This week’s news is brought to you by Steve W, Operations Coordinator at Casey.
It’s been three weeks since our last confession, and much has happened since! Our focus over the last few weeks has been the delivery of the station’s annual resupply. This year saw the Aurora Australis arrive on Friday 18 December for a total of 13 days, before departing on 31 December. During this period the ship delivered 172 lifts at a combined weight of approximately 520 tonnes, pumped ashore 935,000 litres of diesel fuel, and left after loading 34 lifts of cargo and waste weighing in at approximately 161 tonnes.
One of the difficulties of not having a wharf large enough to berth the Aurora Australis is the need to unload over water using barges to move cargo between the ship and shore. This difficulty is magnified by the delivery of the fuel, which is pumped ashore in a hose with simple floats between the ship and the connection point on shore.

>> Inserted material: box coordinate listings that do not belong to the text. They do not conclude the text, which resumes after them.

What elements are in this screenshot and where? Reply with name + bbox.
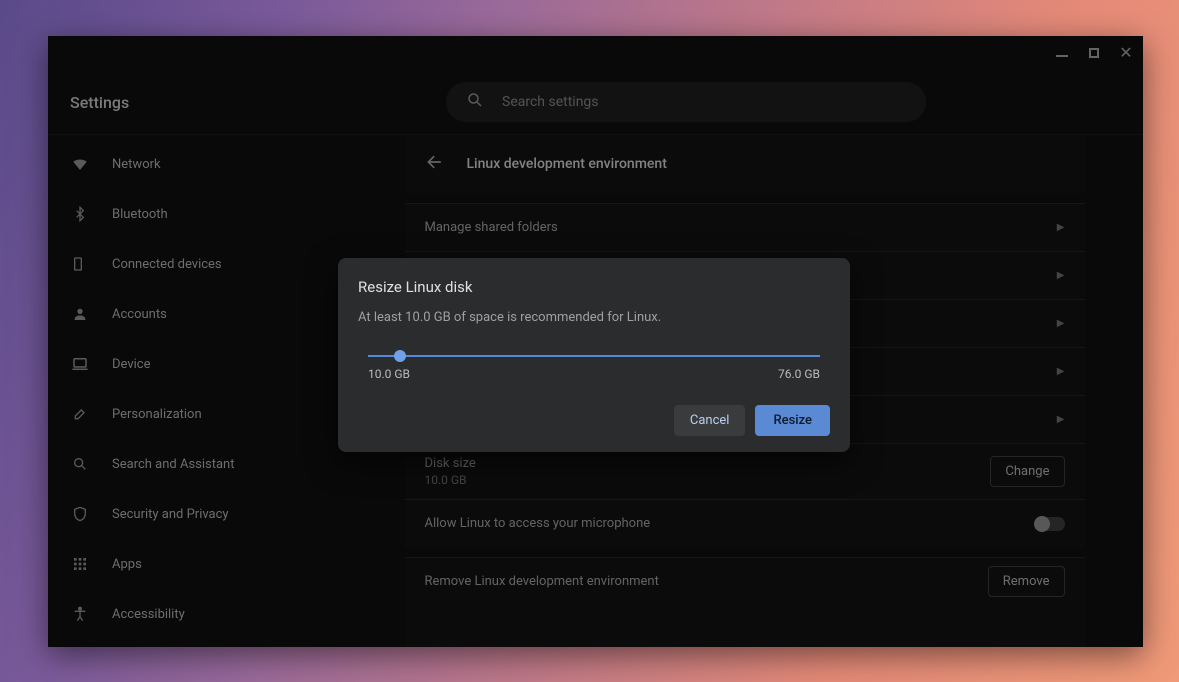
change-button[interactable]: Change [990,456,1064,487]
chevron-right-icon: ▶ [1057,318,1065,329]
sidebar-item-label: Apps [112,557,142,572]
resize-disk-dialog: Resize Linux disk At least 10.0 GB of sp… [338,258,850,452]
person-icon [70,304,90,324]
search-icon [466,91,484,113]
brush-icon [70,404,90,424]
panel-title: Linux development environment [467,156,667,172]
disk-size-value: 10.0 GB [425,473,476,487]
disk-size-label: Disk size [425,456,476,471]
slider-min-label: 10.0 GB [368,367,410,381]
minimize-button[interactable] [1055,46,1069,60]
mic-label: Allow Linux to access your microphone [425,516,651,531]
chevron-right-icon: ▶ [1057,414,1065,425]
sidebar-item-label: Device [112,357,151,372]
resize-button[interactable]: Resize [755,405,830,436]
cancel-button[interactable]: Cancel [674,405,746,436]
row-remove-linux: Remove Linux development environment Rem… [405,557,1085,605]
disk-size-slider[interactable] [368,355,820,357]
maximize-button[interactable] [1087,46,1101,60]
panel-header: Linux development environment [405,135,1085,193]
accessibility-icon [70,604,90,624]
row-allow-mic: Allow Linux to access your microphone [405,499,1085,547]
sidebar-item-network[interactable]: Network [48,139,346,189]
shield-icon [70,504,90,524]
sidebar-item-search-assistant[interactable]: Search and Assistant [48,439,346,489]
search-field[interactable] [446,82,926,122]
app-header: Settings [48,70,1143,135]
search-input[interactable] [502,94,906,110]
dialog-subtitle: At least 10.0 GB of space is recommended… [358,310,830,325]
slider-thumb[interactable] [394,350,406,362]
sidebar-item-connected-devices[interactable]: Connected devices [48,239,346,289]
back-arrow-icon[interactable] [425,152,445,176]
sidebar-item-label: Network [112,157,161,172]
dialog-title: Resize Linux disk [358,278,830,296]
sidebar-item-security-privacy[interactable]: Security and Privacy [48,489,346,539]
sidebar-item-label: Accessibility [112,607,185,622]
devices-icon [70,254,90,274]
sidebar-item-label: Connected devices [112,257,222,272]
mic-toggle[interactable] [1035,517,1065,531]
chevron-right-icon: ▶ [1057,222,1065,233]
apps-icon [70,554,90,574]
sidebar-item-apps[interactable]: Apps [48,539,346,589]
sidebar-item-device[interactable]: Device [48,339,346,389]
sidebar-item-bluetooth[interactable]: Bluetooth [48,189,346,239]
sidebar-item-personalization[interactable]: Personalization [48,389,346,439]
chevron-right-icon: ▶ [1057,270,1065,281]
search-icon [70,454,90,474]
row-manage-shared-folders[interactable]: Manage shared folders ▶ [405,203,1085,251]
sidebar-item-accounts[interactable]: Accounts [48,289,346,339]
window-titlebar: ✕ [48,36,1143,70]
slider-max-label: 76.0 GB [778,367,820,381]
laptop-icon [70,354,90,374]
row-label: Manage shared folders [425,220,558,235]
sidebar-item-label: Security and Privacy [112,507,229,522]
sidebar: Network Bluetooth Connected devices Acco… [48,135,346,647]
wifi-icon [70,154,90,174]
remove-button[interactable]: Remove [988,566,1065,597]
sidebar-item-accessibility[interactable]: Accessibility [48,589,346,639]
sidebar-item-label: Bluetooth [112,207,168,222]
bluetooth-icon [70,204,90,224]
sidebar-item-label: Search and Assistant [112,457,235,472]
sidebar-item-label: Accounts [112,307,167,322]
sidebar-item-label: Personalization [112,407,202,422]
settings-window: ✕ Settings Network Bluetooth Connected d… [48,36,1143,647]
close-button[interactable]: ✕ [1119,46,1133,60]
chevron-right-icon: ▶ [1057,366,1065,377]
remove-label: Remove Linux development environment [425,574,659,589]
app-title: Settings [48,93,346,112]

This needs two to three days of 24 hour monitoring to clear floating ice and prevent the hose from being damaged or ruptured.
This resupply and visit by the Aurora Australis marked the end of many years of service to the Australian Antarctic Division with the retirement of one of Aurora Australis’s Captains, Capt. Murray (Muz) Doyle. This voyage was to be his last to Antarctica. As a way of celebrating his years of service, he was farewelled with an escort as he pulled anchor and headed out of Newcomb Bay for his last time.
The morning of departure from Newcomb Bay was shrouded in mist and snow.
Amid the tumult of resupply, the station continued to support science programs both on station and in the field. One of Casey’s priority programs is looking at East Antarctica’s contribution to present day sea level change, estimated to vary from +30 to −109 gigatonnes of melt water per year, a range that is equivalent to more than ten percent of the global mean rate of sea level change. This variation is largely due to technique-specific systematic errors most notably due to glacial isostatic adjustment (GIA): the solid earth’s response to past ice-ocean loading changes. One of the largest disagreements in East Antarctic GIA is within the Casey-Davis sector, where predictions of present-day bedrock motion for the same location vary between uplift of four millimetres per year and subsidence of one millimetre per year. To achieve this, GPS/seismometer instruments are being deployed between Casey and Davis by a small team of people who fly out to remote field locations and install the equipment.
One of the interesting round trip projects this resupply was the use of a remotely piloted aircraft (RPA) or drone to undertake sea ice reconnaissance during the voyage. While on station during resupply, the drone was flown to look at various capabilities which gave us some very unique perspectives on resupply.